| By Robert Vamosi |
New research on the Stuxnet worm suggests USBs will be an active malware vector in the future.
Turning off Autorun features in Windows might seem like a viable defense against USB-based malware, but turning off Windows Update for automatic drivers might be a better strategy.
USB drives can carry a dangerous payload
If you still believe that USB drives are not vulnerable to security threats, research presented last week at this year’s Black Hat D.C. security conference (home page) might change your mind. In his talk, “Beyond Autorun: Exploiting software vulnerabilities with removable storage,” IBM X-Force Advanced R&D researcher Jon Larimer showed several ways in which USB devices can, without a user’s knowledge, load malicious content. He showed how malware can execute on your PC even if you have disabled the Windows Autorun feature. (Microsoft Support article 967715 has instructions for disabling Autorun.)
Larimer was one among several presenters at Black Hat who examined the latest information about the Stuxnet worm, which is spread though USB devices — including external drives. Stuxnet is one of a new breed of computer worms that attack computer-controlled industrial machinery. In the most widely reported case, a Stuxnet worm damaged Seimens nuclear centrifuges by altering their frequencies and destablizing them. Now that this attack method has succeeded, Stuxnet probably won’t be the last worm to disable critical machinery. Nor will it the last to spread via USB drive.

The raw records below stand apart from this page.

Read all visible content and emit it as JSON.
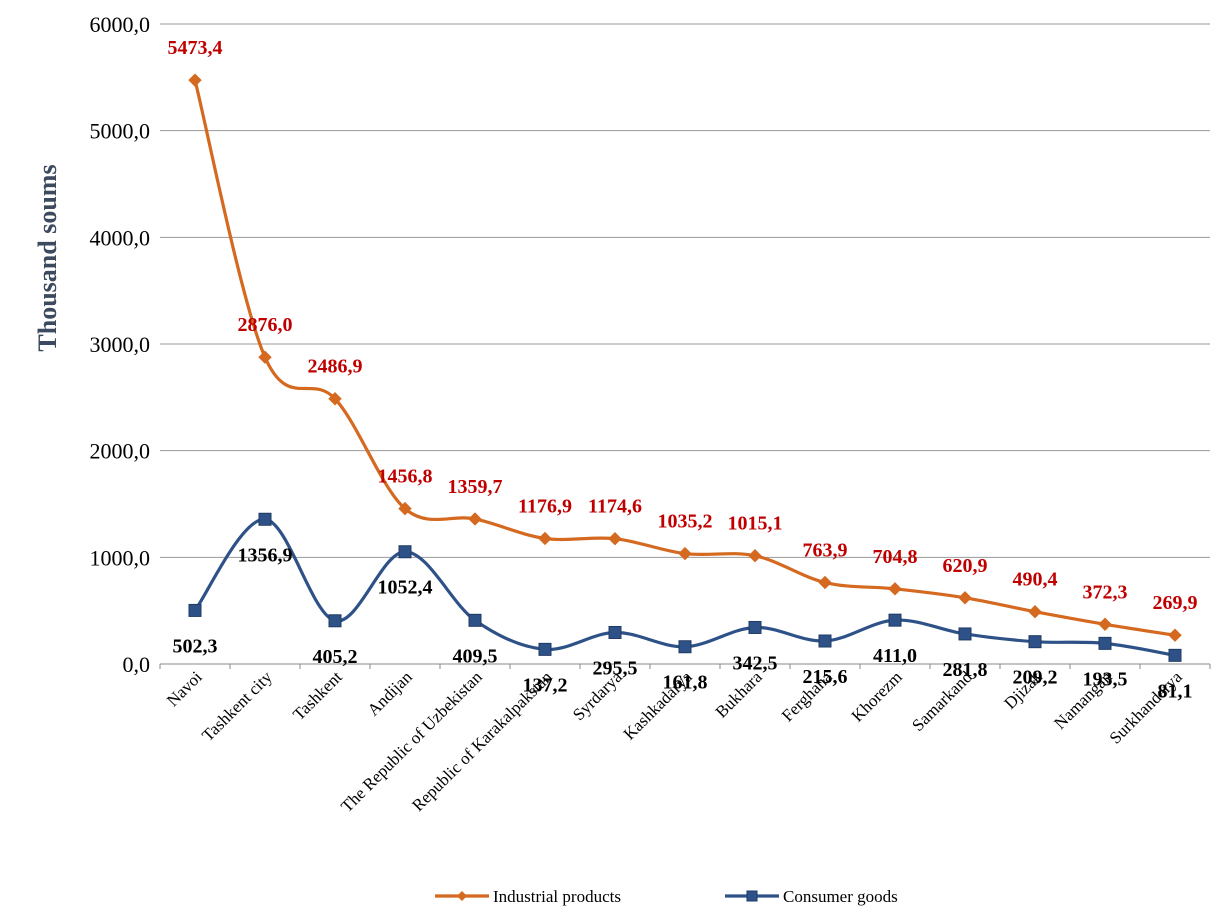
{
  "chart_data": {
    "type": "line",
    "title": "",
    "xlabel": "",
    "ylabel": "Thousand soums",
    "ylim": [
      0,
      6000
    ],
    "yticks": [
      "0,0",
      "1000,0",
      "2000,0",
      "3000,0",
      "4000,0",
      "5000,0",
      "6000,0"
    ],
    "grid": "horizontal",
    "legend": "bottom",
    "smooth": true,
    "categories": [
      "Navoi",
      "Tashkent city",
      "Tashkent",
      "Andijan",
      "The Republic of Uzbekistan",
      "Republic of Karakalpakstan",
      "Syrdarya",
      "Kashkadarya",
      "Bukhara",
      "Ferghana",
      "Khorezm",
      "Samarkand",
      "Djizak",
      "Namangan",
      "Surkhandarya"
    ],
    "series": [
      {
        "name": "Industrial products",
        "color": "#d4691f",
        "label_color": "#c00000",
        "marker": "diamond",
        "values": [
          5473.4,
          2876.0,
          2486.9,
          1456.8,
          1359.7,
          1176.9,
          1174.6,
          1035.2,
          1015.1,
          763.9,
          704.8,
          620.9,
          490.4,
          372.3,
          269.9
        ],
        "labels": [
          "5473,4",
          "2876,0",
          "2486,9",
          "1456,8",
          "1359,7",
          "1176,9",
          "1174,6",
          "1035,2",
          "1015,1",
          "763,9",
          "704,8",
          "620,9",
          "490,4",
          "372,3",
          "269,9"
        ]
      },
      {
        "name": "Consumer goods",
        "color": "#2e5288",
        "label_color": "#000000",
        "marker": "square",
        "values": [
          502.3,
          1356.9,
          405.2,
          1052.4,
          409.5,
          137.2,
          295.5,
          161.8,
          342.5,
          215.6,
          411.0,
          281.8,
          209.2,
          193.5,
          81.1
        ],
        "labels": [
          "502,3",
          "1356,9",
          "405,2",
          "1052,4",
          "409,5",
          "137,2",
          "295,5",
          "161,8",
          "342,5",
          "215,6",
          "411,0",
          "281,8",
          "209,2",
          "193,5",
          "81,1"
        ]
      }
    ]
  }
}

A brief history of removable media–based malware
Malware infections through removable media are nothing new. If fact, most of the early personal-computer infections were passed by floppy disks because they were not yet connected to networks. In his presentation, Larimer gave the following historical summary of malware passed by disks, CDs, and USB devices:
- Elk Cloner: The earliest known malware to spread by removable media, this virus (Wiki page) was released in 1982 and attacked the Apple II OS.
- Brain: The first MS DOS floppy disk–based worm, Brain (Wiki page) showed up in 1986 and celebrated its 25 anniversary this week.
- Roron: In 2002, the Roron worm (page) made use of autorun.inf on networked drives.
- Bancos: In 2004, the Bancos worm (page) exploited CD-ROM discs.
- SillyFD-AA: The first malware to spread via USB, this 2007 worm (info page) did so by creating its own autorun.inf file.
Citing this example, Larimer stated that, even on Windows systems without Autorun enabled, external devices remain a viable malware vector for the near future.
Windows 7 restricts the use of Autorun
Autorun — specifically, the autorun.inf file — was originally designed to automatically execute programs from a CD. The Windows XP SP2 update extended Autorun’s capability to USB devices. But Windows 7 reversed this progression; Win7 allows AutoPlay for apps on optical media (CDs and DVDs) but not on USB devices. Larimer said he doesn’t know of any successful public exploits of the USB stack in Windows 7.
However, Win7’s AutoPlay still has a serious vulnerability. In normal use, AutoPlay pops up a dialog box and asks users what they’d like to do with media files it found on the removable device — play a music file, for example? But according to Larimer, AutoPlay also automatically reads and parses other types of files such as the vulnerable LNK file icon handler used by the Stuxnet worm. Thus, a malicious file need only execute such a vulnerability and bypass Autorun altogether.
Many ways to trigger malware on USB devices
Larimer outlined several ways that malware can exploit external drives. For example, when any device is inserted into a USB port, it gives the Windows operating system information needed to load the correct drivers. Windows then loads the driver through the Plug-and-Play manager. If no driver exists, Windows searches Windows Update for one.